Working with the Vector Index
Introduction
The Vector Index is part of the TopBraid AI Services. It facilitates similarity searches based on AI language models. This document describes how to enable the Vector Index for an asset collection and how to use it for Crosswalks and the AutoClassifier.
Enable the Vector Index
Enabling the Vector Index for an Asset Collection
All the TopBraid AI Service features, including the Vector Index, are bundled in the TopBraid AI Service
collection that needs to be included.
To do that, go to Settings
, Includes
:

Search on the top by name for AI Service
, check it, and press next
:

It’s required to define the classes and properties which should be used by the Vector Index.
That configuration can be found on the start page of the asset collection.
On the right, select Vector Index Configuration
.

Select the classes that should be indexed.
The screenshot shows an example for a taxonomy.
All instances of Concept
will be indexed with the content of the properties preferred label
and alternative label
.
Additional properties, describing the instance, like description
should be added if they are used.
Each instance requires a label for the indexing.
Based on the order, the first property that can be found will be used.
Properties marked as keyword will be used for keyword or hybrid search method.
Only label properties should be configured as keyword properties.
Description properties may contain keywords of related resources and could distort the search results.
It’s required to mark at least one property as a keyword property.

If there are already instances of classes that should be indexed before the index was created, it’s required to push them initially.
This can be done using the Push to Vector Index
Modify action shown below.
All changes made after enabling the Vector index will be synchronized automatically.
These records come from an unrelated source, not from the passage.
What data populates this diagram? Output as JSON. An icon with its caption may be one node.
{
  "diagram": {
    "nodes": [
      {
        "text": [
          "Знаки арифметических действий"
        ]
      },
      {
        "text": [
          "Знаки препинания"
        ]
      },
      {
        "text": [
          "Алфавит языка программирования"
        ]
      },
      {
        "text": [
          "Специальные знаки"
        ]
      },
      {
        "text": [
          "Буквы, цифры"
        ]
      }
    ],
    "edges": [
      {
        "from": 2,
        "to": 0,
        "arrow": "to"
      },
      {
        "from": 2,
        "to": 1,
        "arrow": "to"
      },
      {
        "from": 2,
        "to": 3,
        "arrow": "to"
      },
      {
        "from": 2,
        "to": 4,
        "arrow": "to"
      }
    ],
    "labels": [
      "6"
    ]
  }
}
The indexing can be done in foreground showing the progress, or in background. If there are more than 200 instances to index, run as background job should be set to true. In that case a notification will be shown once the indexing is done or if any errors have appeared.
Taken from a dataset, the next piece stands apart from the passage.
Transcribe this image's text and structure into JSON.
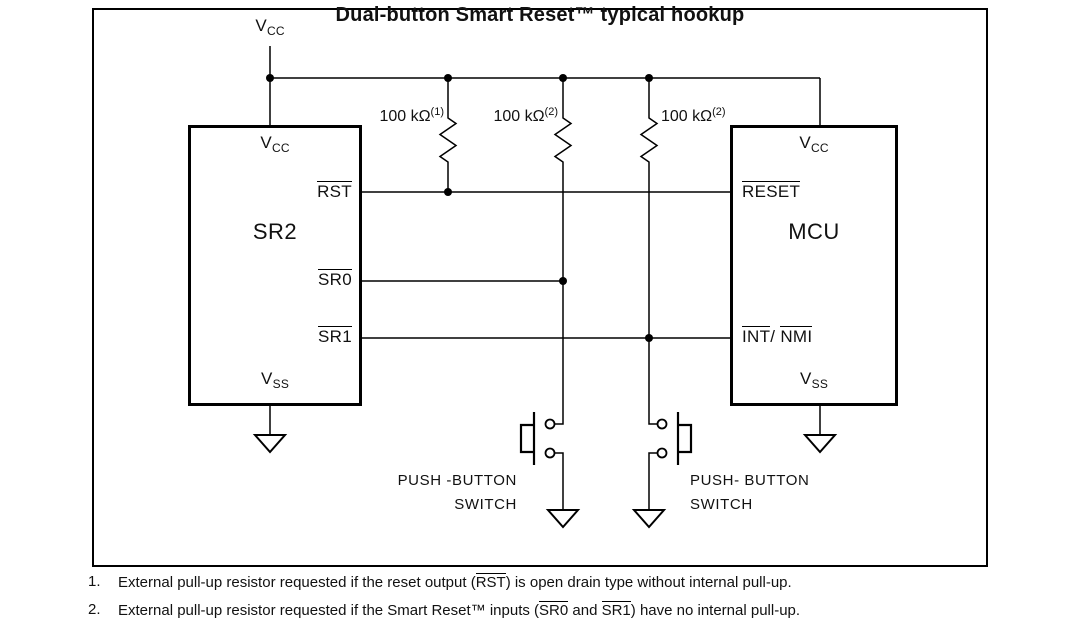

Changing the Vector Index Configuration
It’s required to reindex the Vector Index when the configuration was changed (classes and properties have been added or removed). To reindex, perform the following steps:
Delete the Vector Index
Create the Vector Index
Push to Vector Index
Using the Vector Index in a Content Tag Set
Any asset collection for which the Vector Index has been enabled can be used by the AutoClassifier in the Content Tag Set. Unlike using Maui Server, this method doesn’t require a training step.
See also
See Content Classification in EDG for a detailed guide on content classification.
After creating a Content Tag Set, the AutoClassifier must be configured.
Go to Manage
, Advanced
, Configure AutoClassifier
.

Under Content properties
, select all properties with content that should be used by the AutoClassifier.
In this example, content
and title
are used but other properties like filename
can be of interest if the documents have meaningful filenames.
The Tag Selection Strategy
acts as a filter on the concepts of the taxonomy.
In this example, only the most specific tags are used to ignore concepts with child nodes.
The Probability threshold
must be adapted to the Content Tag Set.
Each combination of a corpus and a taxonomy has their own reasonable threshold.
Check some documents in the Taggings
tab to find a good threshold value.
Once finished, press the Save Changes
button.

The Taggings
tab should show documents from the corpus.
Select one to see concepts found by the AutoClassifier in Recommended Concepts
.

Use the Vector Index for AI Linking
AI Linking leverages the Vector Index to add properties that refer to other asset collections using the search methods provided by the Vector Index. Based on properties given in the configuration, AI Linking will search for matching resources in the target asset collection. Any asset collection for which the Vector Index has been enabled can be used as a target for AI Linking.
Enable AI Linking for a property
AI Linking must be configured in the property shape in an ontology. The following example shows how to enable AI Linking for the related property of SKOS Concept. The content of the source properties is used to search for matching resources in the target asset collection. For the related property, definition and preferred label should contain the information that the target should match. In other cases, there could be a dedicated literal that matches better. For example, if there is already a literal for brand and AI Linking should add a property to a catalog of brands, that literal property should be used as the source. The asset collection that contains the target must be selected in target graph. A search options data structure must be added where further settings can be configured. The search options can be used by multiple AI Linking property configurations.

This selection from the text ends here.